Ce titre, Sale temps pour les braves, j’ai eu la curieuse impression de le connaître quand j’ai découvert le livre en librairie. Pourtant, il s’agissait bien de la toute première traduction française (par Céline Leroy) du roman de Don Carpenter, Hard rain falling, proposée par les éditions Cambourakis. Publié aux États-Unis en 1966, le roman a été réédité en 2010 par la New York Review of Books, et a trouvé une nouvelle audience, enthousiasmée par la redécouverte d’un texte incontournable de la littérature de l’Ouest américain des années 60.

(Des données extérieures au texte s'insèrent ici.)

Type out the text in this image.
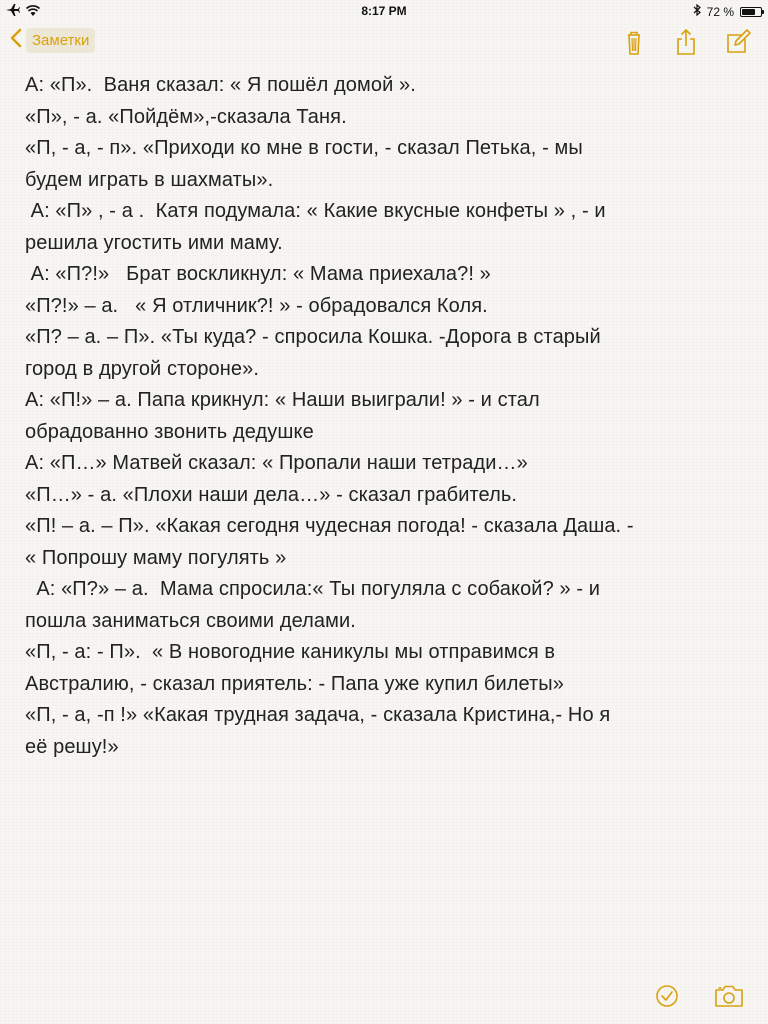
8:17 PM	72 %
Заметки
А: «П».  Ваня сказал: « Я пошёл домой ».
«П», - а. «Пойдём»,-сказала Таня.
«П, - а, - п». «Приходи ко мне в гости, - сказал Петька, - мы
будем играть в шахматы».
А: «П» , - а .  Катя подумала: « Какие вкусные конфеты » , - и
решила угостить ими маму.
А: «П?!»   Брат воскликнул: « Мама приехала?! »
«П?!» – а.   « Я отличник?! » - обрадовался Коля.
«П? – а. – П». «Ты куда? - спросила Кошка. -Дорога в старый
город в другой стороне».
А: «П!» – а. Папа крикнул: « Наши выиграли! » - и стал
обрадованно звонить дедушке
А: «П…» Матвей сказал: « Пропали наши тетради…»
«П…» - а. «Плохи наши дела…» - сказал грабитель.
«П! – а. – П». «Какая сегодня чудесная погода! - сказала Даша. -
« Попрошу маму погулять »
А: «П?» – а.  Мама спросила:« Ты погуляла с собакой? » - и
пошла заниматься своими делами.
«П, - а: - П».  « В новогодние каникулы мы отправимся в
Австралию, - сказал приятель: - Папа уже купил билеты»
«П, - а, -п !» «Какая трудная задача, - сказала Кристина,- Но я
её решу!»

Sale temps pour les braves de Don Carpenter (éditions Cambourakis)Jack Levitt, outsider du quotidien 

Sale temps pour les braves raconte l’histoire de Jack Levitt, que l’on découvre adolescent en 1947, fréquentant les salles de billard de Portland (Oregon), et de son difficile parcours dans la vie : à peine sorti de l’orphelinat, il passera plusieurs années en maison de correction, deviendra boxeur, avant de retourner en prison… Jack fera la rencontre de Billy Lancing, jeune métisse se débattant avec sa condition de Noir américain dans un pays encore fortement marqué par la ségrégation raciale. L’amitié puis l’amour les lieront, proches dans leur condition d’hommes isolés par la norme. Plus tard, Jack s’essaiera à la vie conjugale et parentale avec Sally, en Californie. Mais dans le roman de Don Carpenter les personnages se heurtent décidément à une réalité brutale et récalcitrante, qui les laisse souvent sur le carreau…

Un roman humaniste

Pourtant Jack Levitt évolue, il découvre les belles choses de la vie : l’amour, les grands espaces (la scène de la découverte de l’océan Pacifique est bouleversante), la culture (beaucoup de lecture)… Don Carpenter est assurément un humaniste, qui dénonce la condition carcérale et le racisme, et nous montre un personnage qui tente désespérément de comprendre le monde dans lequel il vit, de le décrypter. Mais Jack est lucide sur sa condition : il n’est pas du bon côté de la société, celle qui détient la force. Alors il résiste et lutte, en solitaire, pour survivre, et même s’il parvient petit à petit à maîtriser la pulsion de mort qui l’anime, et la colère qui gronde en lui, il reste à la marge et perçoit les choses comme en négatif : tout ce qu’il vit et qui n’est pas la prison… Les questions existentielles restent sans réponses, il doit faire face à l’absurdité de la vie et à ses peurs. Mais le livre ne verse pas dans le désespoir, plutôt dans l’acceptation et le fatalisme. Âmes sensibles s’abstenir, Don Carpenter distille de la vérité, et elle est à boire cul sec !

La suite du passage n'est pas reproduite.